Ah, you got hold of the paper. I'd appreciate receiving a scan or a Xerox
of it. I had remembered that they simply stopped the rat at various
distances from the food and measured the pull on the tether. A great deal
depends on the details -- what you're reporting is that the force applied
to the rat changed with distance from the goal. Did they describe just what
the relationship was, or how the apparatus implemented it?

Best,

Bill P.

[From Rick Marken (2002.05.25.1015)]

Bill Powers (2002.05.25.0823 MDT)

Bruce Nevin (2002.05.24 16:01 EDT)--

>There is a problem referring to this as a gradient based on the Dollard &
>Miller experiment. The gradient they report is already present in the
>experimental apparatus, which increases its resistance to the rat's
>movement as the rat approaches the food. The observed gradient is actually
>imposed, by means of the harness, upon the rat's movement. The rat is
>controlling "walk over to food"; the harness impedes the movement, a
>disturbance; the rat resists that disturbance. Because the disturbance is
>gradient, the rat's efforts to resist the disturbance are gradient.

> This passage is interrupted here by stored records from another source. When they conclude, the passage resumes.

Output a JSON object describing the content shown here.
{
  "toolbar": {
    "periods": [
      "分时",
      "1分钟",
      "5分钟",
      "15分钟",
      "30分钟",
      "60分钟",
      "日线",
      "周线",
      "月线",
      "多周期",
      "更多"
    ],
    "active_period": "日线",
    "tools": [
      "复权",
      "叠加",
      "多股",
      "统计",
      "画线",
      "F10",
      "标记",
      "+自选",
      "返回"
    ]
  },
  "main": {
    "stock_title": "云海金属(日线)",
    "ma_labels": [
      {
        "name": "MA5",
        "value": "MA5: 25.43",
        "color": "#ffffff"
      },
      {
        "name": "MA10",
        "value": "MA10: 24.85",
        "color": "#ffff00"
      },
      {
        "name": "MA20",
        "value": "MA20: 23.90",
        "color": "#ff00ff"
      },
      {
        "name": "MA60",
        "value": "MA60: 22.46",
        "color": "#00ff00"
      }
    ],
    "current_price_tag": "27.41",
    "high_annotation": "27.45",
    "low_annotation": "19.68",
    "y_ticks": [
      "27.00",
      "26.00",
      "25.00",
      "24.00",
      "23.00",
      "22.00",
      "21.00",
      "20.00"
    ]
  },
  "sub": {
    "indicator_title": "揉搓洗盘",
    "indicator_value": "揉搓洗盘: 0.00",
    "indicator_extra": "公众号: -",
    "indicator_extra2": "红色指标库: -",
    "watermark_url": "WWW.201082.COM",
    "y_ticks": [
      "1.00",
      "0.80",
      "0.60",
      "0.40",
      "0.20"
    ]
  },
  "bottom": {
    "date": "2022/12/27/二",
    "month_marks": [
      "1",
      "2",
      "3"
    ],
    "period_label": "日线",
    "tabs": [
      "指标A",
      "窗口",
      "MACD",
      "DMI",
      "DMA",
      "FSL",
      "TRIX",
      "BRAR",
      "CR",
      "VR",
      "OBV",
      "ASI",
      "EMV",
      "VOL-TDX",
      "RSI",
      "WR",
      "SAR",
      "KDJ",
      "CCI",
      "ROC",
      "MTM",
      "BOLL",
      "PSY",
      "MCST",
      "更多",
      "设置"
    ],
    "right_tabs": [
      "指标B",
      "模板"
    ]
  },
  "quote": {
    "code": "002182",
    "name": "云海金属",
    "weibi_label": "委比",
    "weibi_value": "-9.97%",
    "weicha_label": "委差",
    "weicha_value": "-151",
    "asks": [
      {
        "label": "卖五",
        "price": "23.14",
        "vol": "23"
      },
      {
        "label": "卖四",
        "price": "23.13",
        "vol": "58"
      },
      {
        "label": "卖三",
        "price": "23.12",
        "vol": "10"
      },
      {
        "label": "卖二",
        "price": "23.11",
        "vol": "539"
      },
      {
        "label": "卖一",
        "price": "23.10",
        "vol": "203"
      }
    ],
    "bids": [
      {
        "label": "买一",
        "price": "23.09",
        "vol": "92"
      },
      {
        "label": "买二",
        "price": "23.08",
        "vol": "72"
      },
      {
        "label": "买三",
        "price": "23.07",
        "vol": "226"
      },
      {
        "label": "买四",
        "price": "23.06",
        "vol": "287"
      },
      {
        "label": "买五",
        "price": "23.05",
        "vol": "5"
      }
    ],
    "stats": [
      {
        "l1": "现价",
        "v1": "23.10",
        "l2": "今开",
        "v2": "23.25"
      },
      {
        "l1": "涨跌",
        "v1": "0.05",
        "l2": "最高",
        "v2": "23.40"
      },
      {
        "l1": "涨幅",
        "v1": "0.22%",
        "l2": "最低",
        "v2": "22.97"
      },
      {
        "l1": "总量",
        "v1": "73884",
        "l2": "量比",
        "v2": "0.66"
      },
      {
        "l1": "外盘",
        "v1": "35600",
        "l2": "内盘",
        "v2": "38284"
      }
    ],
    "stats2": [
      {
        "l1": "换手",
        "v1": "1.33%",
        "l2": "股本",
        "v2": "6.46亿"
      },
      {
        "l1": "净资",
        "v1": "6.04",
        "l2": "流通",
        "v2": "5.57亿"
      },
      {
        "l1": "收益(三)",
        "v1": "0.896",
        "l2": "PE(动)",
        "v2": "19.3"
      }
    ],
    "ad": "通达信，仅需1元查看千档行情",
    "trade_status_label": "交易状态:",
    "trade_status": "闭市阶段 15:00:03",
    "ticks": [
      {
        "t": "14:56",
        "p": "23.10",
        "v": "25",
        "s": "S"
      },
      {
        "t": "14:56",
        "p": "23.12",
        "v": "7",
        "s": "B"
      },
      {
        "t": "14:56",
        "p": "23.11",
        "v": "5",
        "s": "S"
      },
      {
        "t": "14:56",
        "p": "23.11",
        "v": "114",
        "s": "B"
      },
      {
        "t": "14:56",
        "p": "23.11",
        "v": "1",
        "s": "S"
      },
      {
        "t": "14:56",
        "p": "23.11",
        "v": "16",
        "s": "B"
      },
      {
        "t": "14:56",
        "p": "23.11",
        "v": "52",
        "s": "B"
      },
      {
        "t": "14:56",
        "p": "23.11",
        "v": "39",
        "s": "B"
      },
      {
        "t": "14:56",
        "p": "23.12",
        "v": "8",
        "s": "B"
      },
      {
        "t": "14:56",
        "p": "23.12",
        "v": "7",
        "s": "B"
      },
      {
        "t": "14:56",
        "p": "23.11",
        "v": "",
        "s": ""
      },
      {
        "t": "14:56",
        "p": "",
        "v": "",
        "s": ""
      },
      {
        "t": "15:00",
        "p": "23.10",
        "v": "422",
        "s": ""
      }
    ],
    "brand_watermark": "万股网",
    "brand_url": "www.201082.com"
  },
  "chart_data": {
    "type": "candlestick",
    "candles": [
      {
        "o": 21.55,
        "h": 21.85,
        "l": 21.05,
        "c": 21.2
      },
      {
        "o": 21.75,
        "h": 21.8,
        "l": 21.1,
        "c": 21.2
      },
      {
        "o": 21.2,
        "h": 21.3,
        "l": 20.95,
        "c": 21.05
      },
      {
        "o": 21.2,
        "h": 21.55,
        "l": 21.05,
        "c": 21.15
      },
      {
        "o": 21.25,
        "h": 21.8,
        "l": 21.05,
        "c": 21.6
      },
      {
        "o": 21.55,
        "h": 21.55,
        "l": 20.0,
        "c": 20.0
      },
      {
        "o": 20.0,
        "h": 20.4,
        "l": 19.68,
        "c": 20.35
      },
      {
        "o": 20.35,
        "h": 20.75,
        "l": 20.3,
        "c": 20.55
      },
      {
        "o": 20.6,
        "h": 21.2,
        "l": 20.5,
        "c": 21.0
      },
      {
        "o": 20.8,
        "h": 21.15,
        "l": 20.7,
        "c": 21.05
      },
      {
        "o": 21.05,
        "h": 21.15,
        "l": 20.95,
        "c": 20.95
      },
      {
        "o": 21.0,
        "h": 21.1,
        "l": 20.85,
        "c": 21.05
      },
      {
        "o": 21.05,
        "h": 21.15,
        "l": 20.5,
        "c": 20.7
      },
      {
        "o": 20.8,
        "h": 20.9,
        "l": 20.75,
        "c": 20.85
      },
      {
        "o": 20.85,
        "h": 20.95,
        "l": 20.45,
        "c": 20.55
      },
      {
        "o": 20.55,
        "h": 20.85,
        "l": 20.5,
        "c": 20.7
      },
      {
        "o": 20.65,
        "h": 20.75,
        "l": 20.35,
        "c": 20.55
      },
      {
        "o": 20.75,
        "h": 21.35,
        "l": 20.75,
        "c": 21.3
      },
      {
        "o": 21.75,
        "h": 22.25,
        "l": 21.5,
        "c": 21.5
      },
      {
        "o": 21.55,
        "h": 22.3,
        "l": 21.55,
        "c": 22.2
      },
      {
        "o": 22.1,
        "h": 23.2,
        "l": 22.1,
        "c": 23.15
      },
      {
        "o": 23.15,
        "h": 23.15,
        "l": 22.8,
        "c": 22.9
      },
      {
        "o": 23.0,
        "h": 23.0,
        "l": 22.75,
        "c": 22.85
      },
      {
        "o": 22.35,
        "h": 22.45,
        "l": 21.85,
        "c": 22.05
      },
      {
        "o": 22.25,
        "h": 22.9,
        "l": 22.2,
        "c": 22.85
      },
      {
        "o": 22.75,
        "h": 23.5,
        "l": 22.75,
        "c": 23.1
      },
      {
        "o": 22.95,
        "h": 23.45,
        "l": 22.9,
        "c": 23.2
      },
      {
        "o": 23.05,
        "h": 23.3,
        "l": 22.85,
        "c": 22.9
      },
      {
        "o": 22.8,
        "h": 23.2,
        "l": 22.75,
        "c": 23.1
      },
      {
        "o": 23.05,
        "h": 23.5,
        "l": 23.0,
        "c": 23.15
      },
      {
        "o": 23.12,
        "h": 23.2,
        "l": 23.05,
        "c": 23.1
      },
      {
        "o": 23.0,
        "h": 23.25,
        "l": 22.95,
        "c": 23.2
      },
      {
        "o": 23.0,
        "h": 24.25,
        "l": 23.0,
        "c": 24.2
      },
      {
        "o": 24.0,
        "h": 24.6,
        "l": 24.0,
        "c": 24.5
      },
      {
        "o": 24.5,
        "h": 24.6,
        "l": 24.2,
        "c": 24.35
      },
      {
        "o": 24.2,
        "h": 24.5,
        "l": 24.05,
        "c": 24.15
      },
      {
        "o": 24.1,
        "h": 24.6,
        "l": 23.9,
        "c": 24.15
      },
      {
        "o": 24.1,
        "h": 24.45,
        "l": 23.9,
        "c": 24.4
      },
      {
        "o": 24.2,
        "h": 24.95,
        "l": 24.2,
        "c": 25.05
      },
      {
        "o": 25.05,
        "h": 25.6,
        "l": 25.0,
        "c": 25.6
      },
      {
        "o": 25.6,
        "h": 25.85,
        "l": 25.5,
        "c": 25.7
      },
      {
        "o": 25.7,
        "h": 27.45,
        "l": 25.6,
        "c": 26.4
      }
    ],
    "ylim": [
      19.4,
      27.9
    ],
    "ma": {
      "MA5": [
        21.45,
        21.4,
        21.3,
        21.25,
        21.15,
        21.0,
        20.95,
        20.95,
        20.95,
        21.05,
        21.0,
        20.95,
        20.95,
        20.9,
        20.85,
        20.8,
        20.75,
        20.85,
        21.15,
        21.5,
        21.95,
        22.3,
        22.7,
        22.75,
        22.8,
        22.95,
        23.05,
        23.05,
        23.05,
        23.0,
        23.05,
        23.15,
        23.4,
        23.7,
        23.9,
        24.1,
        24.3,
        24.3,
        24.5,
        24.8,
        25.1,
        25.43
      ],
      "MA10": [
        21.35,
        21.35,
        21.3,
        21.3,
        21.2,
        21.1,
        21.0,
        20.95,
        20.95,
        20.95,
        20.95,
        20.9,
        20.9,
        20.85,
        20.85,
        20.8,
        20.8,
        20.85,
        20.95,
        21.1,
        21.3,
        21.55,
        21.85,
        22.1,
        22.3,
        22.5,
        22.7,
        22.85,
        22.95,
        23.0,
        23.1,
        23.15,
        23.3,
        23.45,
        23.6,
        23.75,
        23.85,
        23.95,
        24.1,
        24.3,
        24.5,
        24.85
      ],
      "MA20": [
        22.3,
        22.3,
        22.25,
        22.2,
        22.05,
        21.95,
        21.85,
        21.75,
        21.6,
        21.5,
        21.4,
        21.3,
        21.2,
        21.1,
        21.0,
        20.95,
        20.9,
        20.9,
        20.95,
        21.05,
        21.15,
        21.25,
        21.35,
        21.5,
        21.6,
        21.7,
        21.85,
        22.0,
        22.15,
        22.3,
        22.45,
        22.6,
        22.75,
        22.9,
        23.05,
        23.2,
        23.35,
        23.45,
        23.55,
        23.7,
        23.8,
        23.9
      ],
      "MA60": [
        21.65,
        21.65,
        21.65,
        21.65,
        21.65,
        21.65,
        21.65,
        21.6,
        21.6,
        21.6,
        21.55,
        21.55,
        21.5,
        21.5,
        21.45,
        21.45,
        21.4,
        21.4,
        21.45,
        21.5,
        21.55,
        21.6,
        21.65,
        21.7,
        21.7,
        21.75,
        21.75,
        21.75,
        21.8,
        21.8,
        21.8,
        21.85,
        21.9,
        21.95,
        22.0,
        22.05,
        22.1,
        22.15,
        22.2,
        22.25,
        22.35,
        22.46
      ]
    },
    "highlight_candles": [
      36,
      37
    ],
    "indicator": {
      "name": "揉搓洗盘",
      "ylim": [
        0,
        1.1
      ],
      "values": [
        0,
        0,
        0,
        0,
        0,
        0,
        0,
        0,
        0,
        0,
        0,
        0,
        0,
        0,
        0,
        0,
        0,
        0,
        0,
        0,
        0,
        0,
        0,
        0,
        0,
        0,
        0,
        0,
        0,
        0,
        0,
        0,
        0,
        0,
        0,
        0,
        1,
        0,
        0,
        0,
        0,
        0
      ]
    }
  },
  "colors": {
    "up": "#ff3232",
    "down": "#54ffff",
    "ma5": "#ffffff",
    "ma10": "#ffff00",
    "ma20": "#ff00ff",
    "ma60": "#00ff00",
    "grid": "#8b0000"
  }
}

Ah, you got hold of the paper. I'd appreciate receiving a scan or a Xerox
of it. I had remembered that they simply stopped the rat at various
distances from the food and measured the pull on the tether. A great deal
depends on the details -- what you're reporting is that the force applied
to the rat changed with distance from the goal. Did they describe just what
the relationship was, or how the apparatus implemented it?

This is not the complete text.